Не давая ей ответить, он развернулся и шагнул к двери.
Лора осталась стоять посреди палаты, вновь переживая все случившееся. И ее напрасные усилия, и гибель малыша, и этот тяжелый разговор лишали ее способности ясно мыслить.
К ней подошла одна из операционных сестер.
— Лора, не обижайся, если я тебе скажу: доктор Леместр — очень опытный специалист. И человек хороший. Я уверена, что в глубине души он огорчен не меньше твоего. Но с нашей работой нельзя оплакивать каждого, кого не удается спасти. Иначе свихнуться можно.
Лора молча кивнула в знак благодарности. Сестра вышла, а она подумала: «Сама ничего не понимаю, сестра. Я не свихнулась — я очень зла!»
* * *
До сих пор Лора внутренне гордилась про себя тем, что не умеет печатать на машинке. Это была еще одна составляющая ее нежелания вписываться в стереотип «настоящей женщины». Поэтому сейчас ей пришлось попросить одну из сестер, только что пришедшую на дежурство, чтобы та под ее диктовку напечатала письмо. В четырех экземплярах. Оно было адресовано не ее непосредственному начальнику, заведующему педиатрическим отделением, и не заведующему отделением акушерства и гинекологии (хотя, конечно, они получат копии), а директору всей клиники Айвену Колдуэллу, доктору медицины.
Изложив как можно более сжато события прошедшей ночи, она спрашивала доктора Колдуэлла, нет ли возможности сделать так, чтобы подобные «глупые и трагические проявления небрежности» в дальнейшем не повторялись.
Девушка торопливо печатала, едва поспевая за Лорой. Прочитав написанное, она многозначительно заметила:
— Мне кажется, доктор Кастельяно, вы кое-что упустили.
— Что же?
— Вы не назвали своего ближайшего родственника.
— Я вас не понимаю, сестра. Я не собираюсь умирать.
Та покачала головой:
— А мне показалось иначе. Это письмо равносильно самоубийству.
Лора уже опаздывала на обход, а потому, надписав три конверта из четырех, собрала их и побежала вниз отдать на стойку приемной, после чего поспешила в педиатрическое отделение. Остаток дня она ходила как сомнамбула.
В половине шестого она наконец сменилась и пошла в буфет перекусить.
Потом, по дороге к себе, она заглянула в ячейку с корреспонденцией — не пришел ли ответ на ее заявку в Национальный институт здравоохранения в Вашингтоне. Но в ячейке была какая-то реклама, счет за телефон и конверт с надписанным от руки адресом: «Доктору Лоре Кастельяно».
Она подавила зевок и вскрыла письмо. Не успела она дочитать до конца, а сон уже как рукой сняло.
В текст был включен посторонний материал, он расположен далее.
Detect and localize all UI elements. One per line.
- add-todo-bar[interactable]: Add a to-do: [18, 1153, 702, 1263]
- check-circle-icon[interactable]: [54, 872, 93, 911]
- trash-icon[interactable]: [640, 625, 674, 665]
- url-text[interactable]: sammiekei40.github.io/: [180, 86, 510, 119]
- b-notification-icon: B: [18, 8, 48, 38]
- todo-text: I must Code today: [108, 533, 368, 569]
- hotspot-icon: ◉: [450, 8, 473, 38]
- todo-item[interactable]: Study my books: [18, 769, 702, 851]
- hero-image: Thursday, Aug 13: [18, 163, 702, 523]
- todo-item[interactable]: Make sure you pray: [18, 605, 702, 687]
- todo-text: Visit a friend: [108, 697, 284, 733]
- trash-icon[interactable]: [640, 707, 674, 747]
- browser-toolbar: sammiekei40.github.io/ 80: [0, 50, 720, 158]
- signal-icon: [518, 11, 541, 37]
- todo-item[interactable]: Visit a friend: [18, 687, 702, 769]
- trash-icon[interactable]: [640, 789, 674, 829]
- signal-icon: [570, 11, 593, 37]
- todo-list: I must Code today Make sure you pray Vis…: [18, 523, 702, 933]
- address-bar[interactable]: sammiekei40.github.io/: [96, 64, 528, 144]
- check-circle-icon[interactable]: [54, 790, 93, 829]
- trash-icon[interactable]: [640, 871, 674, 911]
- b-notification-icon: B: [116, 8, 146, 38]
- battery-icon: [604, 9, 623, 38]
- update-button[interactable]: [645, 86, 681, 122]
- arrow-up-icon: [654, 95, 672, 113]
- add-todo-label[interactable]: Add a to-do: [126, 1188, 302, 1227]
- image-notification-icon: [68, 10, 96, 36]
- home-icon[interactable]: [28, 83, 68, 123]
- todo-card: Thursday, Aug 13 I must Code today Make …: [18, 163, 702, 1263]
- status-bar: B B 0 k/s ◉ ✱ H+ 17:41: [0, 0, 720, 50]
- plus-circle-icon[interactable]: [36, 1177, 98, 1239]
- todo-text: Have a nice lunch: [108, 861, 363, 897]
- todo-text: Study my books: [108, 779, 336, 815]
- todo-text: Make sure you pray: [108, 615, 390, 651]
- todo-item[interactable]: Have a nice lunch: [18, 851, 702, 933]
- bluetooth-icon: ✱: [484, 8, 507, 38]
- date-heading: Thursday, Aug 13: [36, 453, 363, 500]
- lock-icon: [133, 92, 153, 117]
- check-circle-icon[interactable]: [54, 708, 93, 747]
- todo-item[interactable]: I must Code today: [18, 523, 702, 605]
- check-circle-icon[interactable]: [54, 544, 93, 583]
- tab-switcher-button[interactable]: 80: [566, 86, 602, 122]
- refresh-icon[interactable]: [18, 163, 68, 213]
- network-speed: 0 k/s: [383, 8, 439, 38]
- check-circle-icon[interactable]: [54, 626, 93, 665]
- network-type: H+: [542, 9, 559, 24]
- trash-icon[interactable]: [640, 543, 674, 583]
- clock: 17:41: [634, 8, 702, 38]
Уважаемая доктор Кастельяно!
Я был бы признателен, если бы вы нашли возможность сегодня, в семь часов вечера, зайти ко мне в кабинет. Если у вас есть другие дела, просил бы их отменить, поскольку вопрос, который я намерен с вами обсудить, не терпит отлагательства.
Искренне ваш,
Айвен Колдуэлл, доктор медицины, директор.
Она бросила взгляд на часы. Шесть пятнадцать. Времени только-только, чтобы подняться к себе, принять душ и проглотить пару таблеток аспирина.